Like the Grenfell Tower fire, no-one expected this.

But like the distressed community in Kensington the Wirralians rallied around, too.

They were (and are) all in it together.

There is still that "Dunkirk Spirit" on show.

Real people don't want to hear political in-fighting, they want to get back to the way they were.

New Ferry now looks like a place in isolation.

This is all about re-building their lives.

This is why we elected politicians to fight our corners.

Governments and local authorities should all be prepared for the unexpected.

Have cash for rainy days but of late there's been too many downpours.

Have a heart you politicians from all parties.

If there's not an emergency money tree for such eventualities, it's time you created one.


TAKE a letter, Miss Jones...

Dear Jan Chaudry van der Velde, MD of Merseyrail and Frank Rogers, CEO of Merseytravel.

It was illuminating to read your correspondence to the Globe in response to my reservations about driver-only trains.

Your trip down memory lane reminded me of my time as a book editor researching and writing numerous local heritage titles - especially one on the iconic Overhead Railway.

I was honoured to be one of the first journalists invited to see the permanent exhibition when it was installed at the Museum of Liverpool.

And your flashback to Stephenson's Rocket made me want to search out my interview with Michael Portillo in the first episode of his long-running BBC documentary series Great British Railway Journeys, which is still being shown on the Yesterday channel on what you might call a "loop."

Former MP Michael and I chatted about our mutual love of trains and he asked me about Edge Hill Station.

We also reminisced about statesman William Huskisson - the first railway fatality.

The tragedy occurred during the opening of the Liverpool and Manchester Railway on September 15, 1830.

At a water stop this politician, like some other dignitaries, did not heed the advice of guards for all passengers to stay on the trains.

Huskisson alighted to shake the hand of the Duke of Wellington in another carriage.

Tragically, he was distracted and fell on an adjacent track and was killed by the approaching Rocket.

But I too (like you) digress.

I would like to thank the readers who wrote in to our website who also are not convinced that driver-only trains are the way forward.

Maybe we should have a referendum as public opinion seems to be divided.

I put it all down to a points failure.

Yours sincerely.


TALKING of history lessons, one group of people who could not afford rail travel were the Jarrow Marchers of 80 years ago.

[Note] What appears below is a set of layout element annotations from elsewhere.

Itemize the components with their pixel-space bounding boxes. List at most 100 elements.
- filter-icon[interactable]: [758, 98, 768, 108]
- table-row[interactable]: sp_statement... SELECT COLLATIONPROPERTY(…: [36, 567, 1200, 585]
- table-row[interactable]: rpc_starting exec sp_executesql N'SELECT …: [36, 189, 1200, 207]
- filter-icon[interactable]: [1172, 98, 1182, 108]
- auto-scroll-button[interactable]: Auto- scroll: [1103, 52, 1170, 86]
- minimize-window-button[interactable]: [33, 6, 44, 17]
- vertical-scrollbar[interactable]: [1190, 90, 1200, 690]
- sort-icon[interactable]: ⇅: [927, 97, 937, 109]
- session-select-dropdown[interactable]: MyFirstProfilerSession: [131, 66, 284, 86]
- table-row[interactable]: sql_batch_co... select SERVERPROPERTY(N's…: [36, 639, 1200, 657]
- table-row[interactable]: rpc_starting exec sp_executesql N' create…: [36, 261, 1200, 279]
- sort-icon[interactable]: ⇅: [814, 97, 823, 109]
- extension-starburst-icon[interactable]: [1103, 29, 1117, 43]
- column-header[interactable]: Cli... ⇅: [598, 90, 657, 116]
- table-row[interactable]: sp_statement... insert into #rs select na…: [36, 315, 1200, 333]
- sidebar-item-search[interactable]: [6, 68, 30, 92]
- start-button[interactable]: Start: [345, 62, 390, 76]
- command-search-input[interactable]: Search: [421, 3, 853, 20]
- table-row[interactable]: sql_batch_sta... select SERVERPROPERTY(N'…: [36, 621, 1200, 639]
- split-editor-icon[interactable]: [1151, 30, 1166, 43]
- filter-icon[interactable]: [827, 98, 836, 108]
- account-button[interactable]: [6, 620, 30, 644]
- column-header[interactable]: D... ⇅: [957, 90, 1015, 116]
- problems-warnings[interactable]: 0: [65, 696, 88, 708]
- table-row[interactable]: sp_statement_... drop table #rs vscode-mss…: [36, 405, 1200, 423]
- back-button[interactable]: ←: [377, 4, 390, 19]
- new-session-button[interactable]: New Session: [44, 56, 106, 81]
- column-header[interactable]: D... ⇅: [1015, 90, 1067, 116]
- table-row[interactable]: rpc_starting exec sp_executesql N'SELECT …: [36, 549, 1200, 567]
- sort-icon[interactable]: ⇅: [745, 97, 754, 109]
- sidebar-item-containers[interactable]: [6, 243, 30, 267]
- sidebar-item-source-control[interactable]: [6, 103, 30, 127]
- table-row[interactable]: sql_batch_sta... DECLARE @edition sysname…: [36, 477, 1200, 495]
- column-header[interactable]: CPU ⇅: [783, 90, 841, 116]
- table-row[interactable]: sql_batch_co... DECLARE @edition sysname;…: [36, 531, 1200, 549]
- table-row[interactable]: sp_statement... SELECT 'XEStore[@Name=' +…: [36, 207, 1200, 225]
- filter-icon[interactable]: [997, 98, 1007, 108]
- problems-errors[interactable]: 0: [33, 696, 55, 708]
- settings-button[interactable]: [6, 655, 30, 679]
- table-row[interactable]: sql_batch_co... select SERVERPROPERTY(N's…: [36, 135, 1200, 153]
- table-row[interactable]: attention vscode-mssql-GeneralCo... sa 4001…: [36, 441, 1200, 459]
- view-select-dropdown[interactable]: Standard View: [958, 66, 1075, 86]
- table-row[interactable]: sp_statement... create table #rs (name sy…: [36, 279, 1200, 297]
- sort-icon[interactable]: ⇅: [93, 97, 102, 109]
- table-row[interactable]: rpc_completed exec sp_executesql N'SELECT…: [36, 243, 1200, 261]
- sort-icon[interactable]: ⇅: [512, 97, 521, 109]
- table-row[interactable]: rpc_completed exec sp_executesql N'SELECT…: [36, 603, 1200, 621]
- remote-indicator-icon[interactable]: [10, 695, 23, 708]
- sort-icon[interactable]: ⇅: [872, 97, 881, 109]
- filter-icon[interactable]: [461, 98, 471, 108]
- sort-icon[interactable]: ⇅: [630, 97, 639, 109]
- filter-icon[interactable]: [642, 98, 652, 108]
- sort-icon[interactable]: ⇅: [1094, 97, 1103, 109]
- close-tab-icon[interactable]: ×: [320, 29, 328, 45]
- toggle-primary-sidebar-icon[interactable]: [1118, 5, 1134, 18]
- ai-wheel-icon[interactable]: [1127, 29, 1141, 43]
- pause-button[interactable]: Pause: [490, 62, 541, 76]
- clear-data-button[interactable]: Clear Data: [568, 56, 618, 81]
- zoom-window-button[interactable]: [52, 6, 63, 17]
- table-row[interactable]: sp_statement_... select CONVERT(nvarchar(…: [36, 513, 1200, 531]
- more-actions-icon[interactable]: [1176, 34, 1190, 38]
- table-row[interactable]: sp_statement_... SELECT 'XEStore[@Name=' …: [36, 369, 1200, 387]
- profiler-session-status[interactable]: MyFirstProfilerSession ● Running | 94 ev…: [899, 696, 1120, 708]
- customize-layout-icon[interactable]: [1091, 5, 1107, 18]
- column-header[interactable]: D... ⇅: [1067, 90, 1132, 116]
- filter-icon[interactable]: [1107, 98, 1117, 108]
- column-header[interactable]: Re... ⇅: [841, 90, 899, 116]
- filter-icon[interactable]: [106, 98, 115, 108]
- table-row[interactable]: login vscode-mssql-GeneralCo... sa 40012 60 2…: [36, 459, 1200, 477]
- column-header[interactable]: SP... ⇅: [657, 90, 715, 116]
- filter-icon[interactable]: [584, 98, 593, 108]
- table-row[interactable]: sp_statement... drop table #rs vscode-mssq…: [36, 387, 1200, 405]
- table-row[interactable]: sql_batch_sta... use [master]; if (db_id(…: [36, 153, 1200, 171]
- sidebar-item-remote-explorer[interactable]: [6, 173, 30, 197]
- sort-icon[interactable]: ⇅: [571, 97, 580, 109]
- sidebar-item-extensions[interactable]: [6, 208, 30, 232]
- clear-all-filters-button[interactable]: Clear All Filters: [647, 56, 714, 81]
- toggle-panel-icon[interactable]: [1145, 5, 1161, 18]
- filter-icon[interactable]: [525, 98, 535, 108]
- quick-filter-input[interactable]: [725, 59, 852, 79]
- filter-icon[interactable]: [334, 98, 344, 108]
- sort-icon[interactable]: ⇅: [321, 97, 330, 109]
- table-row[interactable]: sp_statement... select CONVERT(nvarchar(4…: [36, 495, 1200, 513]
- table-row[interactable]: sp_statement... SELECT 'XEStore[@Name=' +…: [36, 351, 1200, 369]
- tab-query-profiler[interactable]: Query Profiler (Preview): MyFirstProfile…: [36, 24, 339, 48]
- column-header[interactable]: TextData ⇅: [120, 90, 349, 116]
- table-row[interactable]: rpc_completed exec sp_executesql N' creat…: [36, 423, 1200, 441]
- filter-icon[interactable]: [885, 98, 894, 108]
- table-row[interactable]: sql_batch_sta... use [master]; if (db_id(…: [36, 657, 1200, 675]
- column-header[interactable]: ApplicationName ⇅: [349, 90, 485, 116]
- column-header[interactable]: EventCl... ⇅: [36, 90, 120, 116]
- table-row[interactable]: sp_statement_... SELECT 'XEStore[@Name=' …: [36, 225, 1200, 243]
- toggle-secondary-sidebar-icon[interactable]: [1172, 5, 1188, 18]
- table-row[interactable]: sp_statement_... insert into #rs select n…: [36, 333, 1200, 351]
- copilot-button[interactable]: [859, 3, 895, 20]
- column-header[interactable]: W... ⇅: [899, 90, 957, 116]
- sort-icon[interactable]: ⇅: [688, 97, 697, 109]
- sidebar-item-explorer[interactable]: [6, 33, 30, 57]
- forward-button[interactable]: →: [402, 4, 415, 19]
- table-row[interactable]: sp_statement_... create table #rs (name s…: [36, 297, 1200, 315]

The North East unemployed who marched to London to protest at the lack of work is now the subject of a very readable book by Stuart Maconie.

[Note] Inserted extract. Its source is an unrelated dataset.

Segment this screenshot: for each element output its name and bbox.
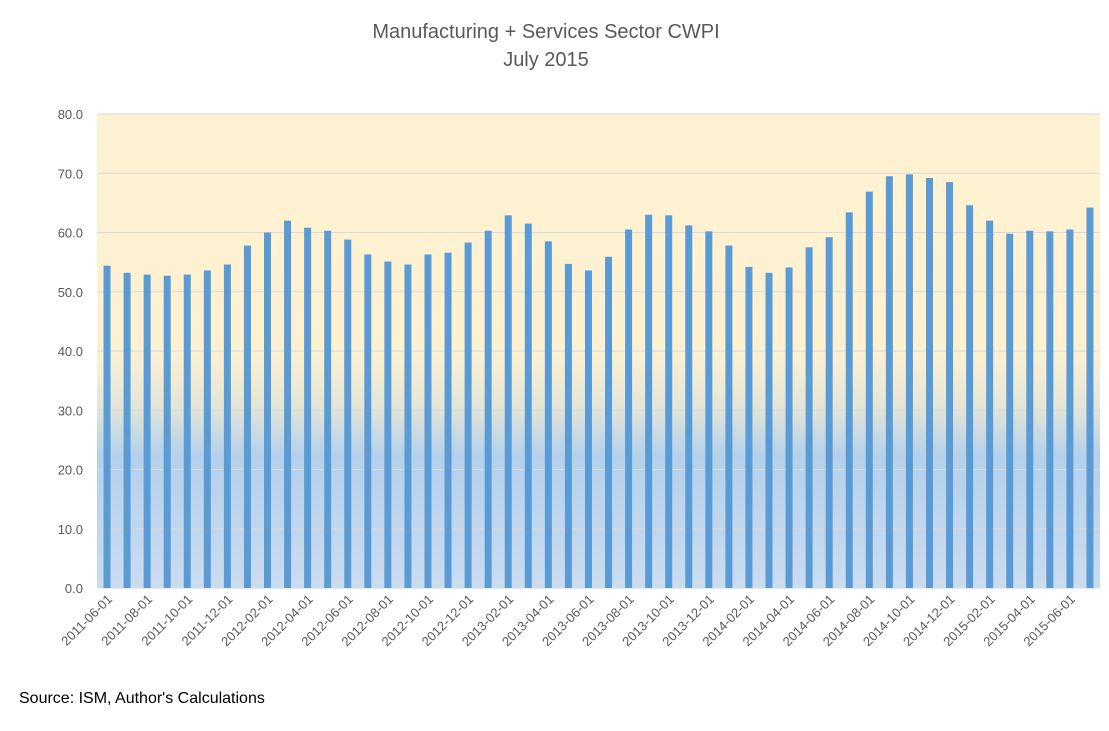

Whiston-born author of the brilliantly titled Pies and Prejudice is Britain's answer to Bill Bryson.

Next Wednesday he will be at Liverpool's Philharmonic music room to read from his new book Long Road From Jarrow in which he actually physically traced the footstep of the Jarrow lads.

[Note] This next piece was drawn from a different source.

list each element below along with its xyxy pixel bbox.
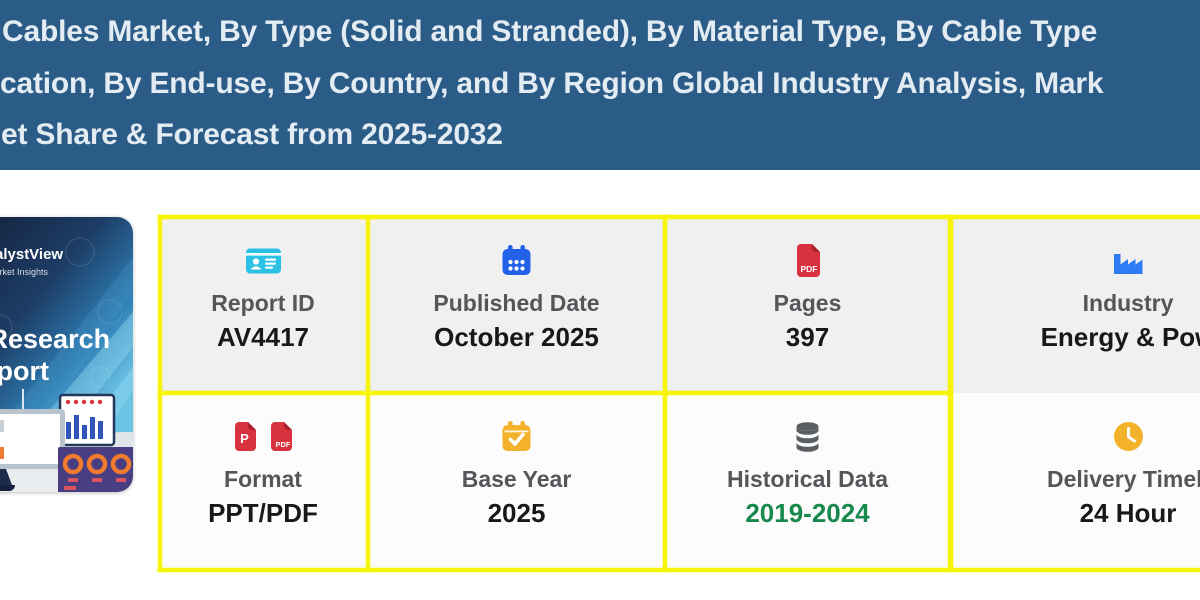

Go and see the pun-loving man I call Him Up North.


FROM one Macca to another.

Sir Paul McCartney's LIPA - Liverpool Institute for Performing Arts - will have its graduation ceremony this Friday.

And along with third-year students getting their caps and gowns so will the "Companions" - LIPA's equivalent of honorary degree for those who excel in their fields.

Chris Difford of Squeeze and American superstar Woody Harrelson are just two people being honoured for giving Masterclasses – LIPA service, indeed.

Paul once told me he would aim to be at every graduation ceremony and he has been as good as his words.

And we all know how good they are.


WIRRAL is making other local authorities in the North West green with envy.

We have 25 Green Flags.

This is a real triumph for the borough from the Keep Britain Tidy campaign.

Can I suggest to the aptly-named cabinet member for the environment, Cllr Phillip Brightmore, that we now have an annual "Wirral Green Flag Day."

It would be a real tourist attraction showing off this green and pleasant side of the Mersey.


GOOD riddance Love Island.

Like Channel 4's grotesque Naked Ambition we are in an age where non-entities are becoming celebrities for doing very little.

I am now distraught to hear that BBC TV commissioning editors are revamping The Generation Game with ex-Bake Off's Mel and Sue doing the job once done by Bruce Forsyth and Larry Grayson.

TV is calling out for fresh new ideas not regurgitated concepts on the conveyor belt of light-entertainment dross.